Standardized Processes can Guide Sample Size
Another consideration for the CCSSA is if the assessed entity uses standardized processes to ensure a consistent output from undertaking a process.
For example, if the assessed entity utilizes build scripts such as Terraform in the provisioning of servers hosting cryptocurrency wallets to ensure consistency of the build process output, then the CCSSA can review the Terraform scripts to ensure they meet the applicable CCSS requirements and only select a small sample-set of servers to review to ensure that the servers were built using the Terraform scripts. The Terraform scripts provide a consistent and measurable output that allows for the sample-set to be small in relation to the total population.
If, however, the assessed entity allows the IT department to build servers as they see fit then the CCSSA will need to ensure the sample-set for the servers is of a high percentage of the total population due to the inconsistency of the build process.
The CCSSA will also need to consider the risk of compromise or failure, and criticality of the components when defining the sample-set size. For our example, if the assessed entity allows the IT department to build servers hosting cryptocurrency wallets as they see fit, then this increases the risk of the build process introducing vulnerabilities. Factoring in the criticality of servers hosting cryptocurrency wallets, the CCSSA may decide to audit all servers hosting cryptocurrency wallets.
Finally, the Auditor Guide section on sampling provides the following guidance below. Which provides some helpful considerations when selecting samples.
Items selected for testing
When identifying the items to be tested, the auditor can use professional judgement, random selection, or a combination of the two techniques.

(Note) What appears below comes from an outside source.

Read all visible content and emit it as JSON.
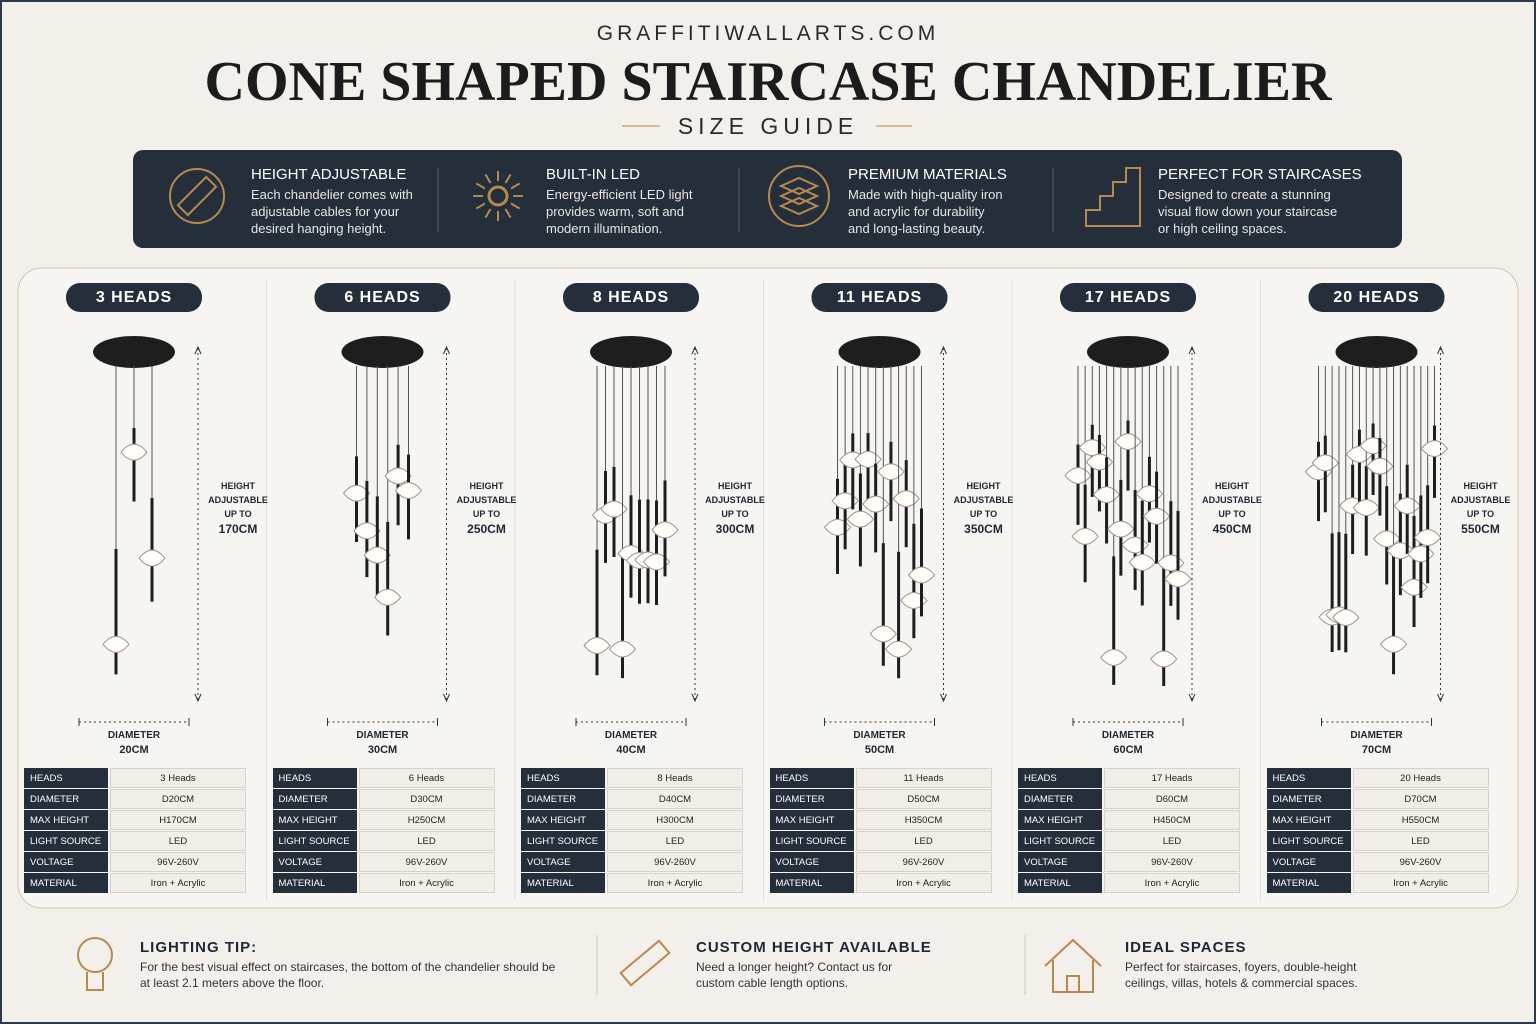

When identifying items to test using professional judgement the audit should consider factors such as the following:
- Items that are likely to be subject to manipulation;
- When the items occurred;
- Who performed procedure;
- Items that are outliers in the general population, etc.
When identifying items using random selection the auditor should make use of a randomized sampling technique such as the following:
- Simple random selection (i.e. using a random number generator within the range of the population)
- Systematic random (Identifying a starting point and then selecting items at a specific interval from this point)“
Summary
The sampling guidance provided within the Auditor Guide provides helpful guidance to the CCSSA. However, the CCSSA must be aware that sampling can apply not only to technology components of the in-scope environment but also the personnel and processes that are in-scope for CCSS compliance.
When selecting a sample-set the CCSSA must consider the following:
- The importance of identifying all personnel, processes, and technology that are in-scope. The CCSSA cannot consider sampling unless they know the different types of in-scope components and the total population size of each type.
- The different techniques to sampling (statistical, non-statistical etc..) and which is best suited for a component.
- If the assessed entity utilizes standardization in their processes to ensure consistency of output, then the sample-set size can be smaller than if the assessed entity provides no ability for consistently of process output.
- The criticality of a component and the risk to the security posture of the information systems if the component is compromised.
- Point 3 and 4 above assist in defining the sample-set percentage size of the total population.